The opposition is deeply skeptical that Assad will live up to his commitment to a truce and accuses him of trying to manipulate it to buy more time to continue his military crackdown on the revolt.
The truce is the keystone of a plan put forward by Annan in his role as joint U.N.-Arab League envoy in an effort to end bloodshed that the U.N. says has claimed more than 9,000 lives since March 2011.
Annan's plan requires regime forces to withdraw from towns and cities, followed by a withdrawal by rebel fighters. Then all sides are supposed to hold talks on a political solution.
Mohammed Abu Nasr, an activist in Hraytan, said the town of about 50,000 was subjected to intense shelling by tanks and helicopters since 5 a.m. local time. He added that a ground offensive began three hours later and hundreds of troops were pushing their way into the town.
"There are wounded people in the streets that we cannot reach because of the shelling," Abu Nasr said by telephone.
Hraytan is just north of Aleppo, a city that has been relatively quiet since Syria's uprising began in March 2011. Although the city has been quiet, towns and villages in the province have witnessed in the past anti-government protests as well as defections among the army.

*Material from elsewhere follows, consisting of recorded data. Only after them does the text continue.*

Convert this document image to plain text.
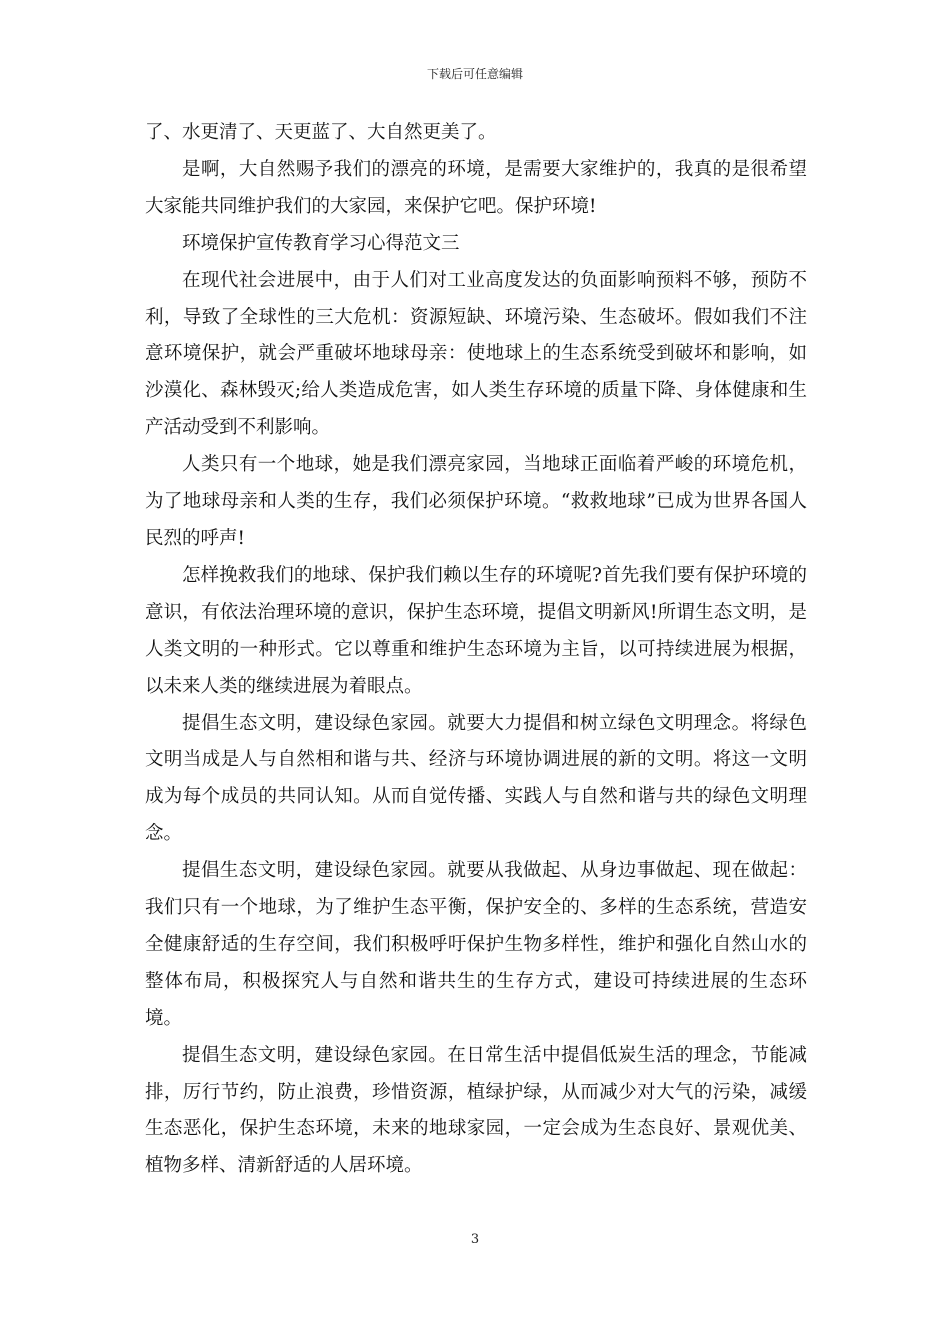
下载后可任意编辑

了、水更清了、天更蓝了、大自然更美了。

是啊，大自然赐予我们的漂亮的环境，是需要大家维护的，我真的是很希望大家能共同维护我们的大家园，来保护它吧。保护环境!

环境保护宣传教育学习心得范文三

在现代社会进展中，由于人们对工业高度发达的负面影响预料不够，预防不利，导致了全球性的三大危机：资源短缺、环境污染、生态破坏。假如我们不注意环境保护，就会严重破坏地球母亲：使地球上的生态系统受到破坏和影响，如沙漠化、森林毁灭;给人类造成危害，如人类生存环境的质量下降、身体健康和生产活动受到不利影响。

人类只有一个地球，她是我们漂亮家园，当地球正面临着严峻的环境危机，为了地球母亲和人类的生存，我们必须保护环境。“救救地球”已成为世界各国人民烈的呼声!

怎样挽救我们的地球、保护我们赖以生存的环境呢?首先我们要有保护环境的意识，有依法治理环境的意识，保护生态环境，提倡文明新风!所谓生态文明，是人类文明的一种形式。它以尊重和维护生态环境为主旨，以可持续进展为根据，以未来人类的继续进展为着眼点。

提倡生态文明，建设绿色家园。就要大力提倡和树立绿色文明理念。将绿色文明当成是人与自然相和谐与共、经济与环境协调进展的新的文明。将这一文明成为每个成员的共同认知。从而自觉传播、实践人与自然和谐与共的绿色文明理念。

提倡生态文明，建设绿色家园。就要从我做起、从身边事做起、现在做起：我们只有一个地球，为了维护生态平衡，保护安全的、多样的生态系统，营造安全健康舒适的生存空间，我们积极呼吁保护生物多样性，维护和强化自然山水的整体布局，积极探究人与自然和谐共生的生存方式，建设可持续进展的生态环境。

提倡生态文明，建设绿色家园。在日常生活中提倡低炭生活的理念，节能减排，厉行节约，防止浪费，珍惜资源，植绿护绿，从而减少对大气的污染，减缓生态恶化，保护生态环境，未来的地球家园，一定会成为生态良好、景观优美、植物多样、清新舒适的人居环境。

3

An amateur video posted online by activists showed smoke billowing from several areas in Anadan.
The Observatory later reported that troops were trying to push through Anadan adding that defectors have been so far able to damage three army vehicles and killed and wound soldiers.
As the fighting raged in the north, more Syrians fled to neighbouring Turkey where the country's disaster management agency said more than 1,600 refugees arrived on Wednesday and Thursday. That pushes the total number of Syrians who fled to Turkey to nearly 22,000.